Congress could, if it chose to, vote today to repeal the mindless across-the-board budget cuts known as the sequester and at the same time close loopholes corporations use to escape paying taxes, ensuring that we have the resources to put the American economy back on track while ending incentives for sending American jobs overseas.
That’s what a bill introduced by Reps. Rosa DeLauro (D-Conn.) and Lloyd Doggett (D-Texas) would do. “The Sequester Delay and Stop Tax Haven Abuse Act” would end the manufactured crisis known as the sequester in 2014 and 2015, and remove $38.6 billion worth of sequester cuts in 2016 – all together around $220 billion – by closing corporate loopholes that allow companies to keep their profits overseas and out of American tax coffers.
This bill corresponds with Sen. Carl Levin’s (D-Mich.) “Stop Tax Haven Abuse Act”, raising the $220 billion that was removed by the sequester and investing it back in American jobs, preventing the cuts that hurt the economy in 2013 from doing so again in the next two years. Both of these bills are related to a letter to Congress signed by the Campaign for America’s Future and 40 other organizations in September titled “Principles for Debate on the Budget and the Economy.”
The sequester was supposed to be a federal spending cut that was so disastrous that neither side would be willing to accept the cuts. This awkward tool does not distinguish between critical functions and wasteful spending, and ending this policy would immediately help the American economy by increasing economic growth by 0.6 percent and adding an estimated 800,000 jobs, according to the Congressional Budget Office. The anticipation that the sequester would remain in effect is already hurting the United States’ projected growth, with the International Monetary Fund revising their prediction of GDP growth for 2014 down by 0.2 percent in October.
While Republicans, particularly those in the extremist “tea-party” wing, now embrace the sequester as a “victory” for shrinking government and are pushing to turn the screws even tighter, they have refused to look at ways to raise revenue. The U.S. misses out on an estimated $100 billion a year by allowing companies to keep an estimated $2 trillion dollars offshore. Ending the practice of allowing companies to shift profits (along with jobs) overseas should be an easy one for Americans to get behind without cutting American jobs, yet it has not been presented in the Republican House. The DeLauro-Doggett bill would be a step in limiting the incentives for this practice to continue.
Despite the corporate tax rate being set at 35 percent, many of America’s largest companies paid nothing in taxes in 2011, including General Electric, Verizon, DuPont, Boeing, Wells Fargo and Corning. Corporations are taking advantage of tax loopholes that allow them to pay less in taxes in a year than you do on every paycheck. Allowing the sequester cuts to continue is not just akin to taking the food out of people’s mouths, it literally does just that, by preventing programs like Meals on Wheels from reaching America’s neediest populations.

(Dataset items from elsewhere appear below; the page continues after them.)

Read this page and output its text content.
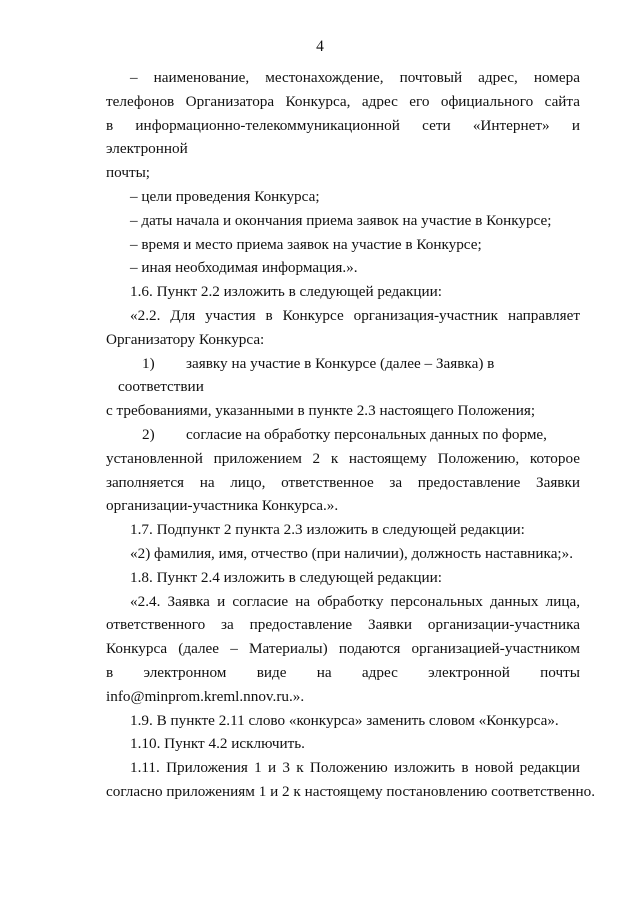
4
– наименование, местонахождение, почтовый адрес, номера
телефонов Организатора Конкурса, адрес его официального сайта
в информационно-телекоммуникационной сети «Интернет» и электронной
почты;

– цели проведения Конкурса;

– даты начала и окончания приема заявок на участие в Конкурсе;

– время и место приема заявок на участие в Конкурсе;

– иная необходимая информация.».

1.6. Пункт 2.2 изложить в следующей редакции:

«2.2. Для участия в Конкурсе организация-участник направляет
Организатору Конкурса:
1) заявку на участие в Конкурсе (далее – Заявка) в соответствии
с требованиями, указанными в пункте 2.3 настоящего Положения;
2) согласие на обработку персональных данных по форме,
установленной приложением 2 к настоящему Положению, которое
заполняется на лицо, ответственное за предоставление Заявки
организации-участника Конкурса.».

1.7. Подпункт 2 пункта 2.3 изложить в следующей редакции:

«2) фамилия, имя, отчество (при наличии), должность наставника;».

1.8. Пункт 2.4 изложить в следующей редакции:

«2.4. Заявка и согласие на обработку персональных данных лица,
ответственного за предоставление Заявки организации-участника
Конкурса (далее – Материалы) подаются организацией-участником
в электронном виде на адрес электронной почты
info@minprom.kreml.nnov.ru.».

1.9. В пункте 2.11 слово «конкурса» заменить словом «Конкурса».

1.10. Пункт 4.2 исключить.

1.11. Приложения 1 и 3 к Положению изложить в новой редакции
согласно приложениям 1 и 2 к настоящему постановлению соответственно.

Americans ought to get behind this bill to get the economy back on track. Before this round of budget negotiations is through, and the GOP tries once again to hold the economy hostage for more cuts to the social safety net, the Sequester Delay and Stop Tax Haven Abuse Act should be an example of what can occur when we stop believing that corporations, who are people (my friend), ought to be allowed to claim the advantages of people without assuming the responsibilities of corporate citizenship.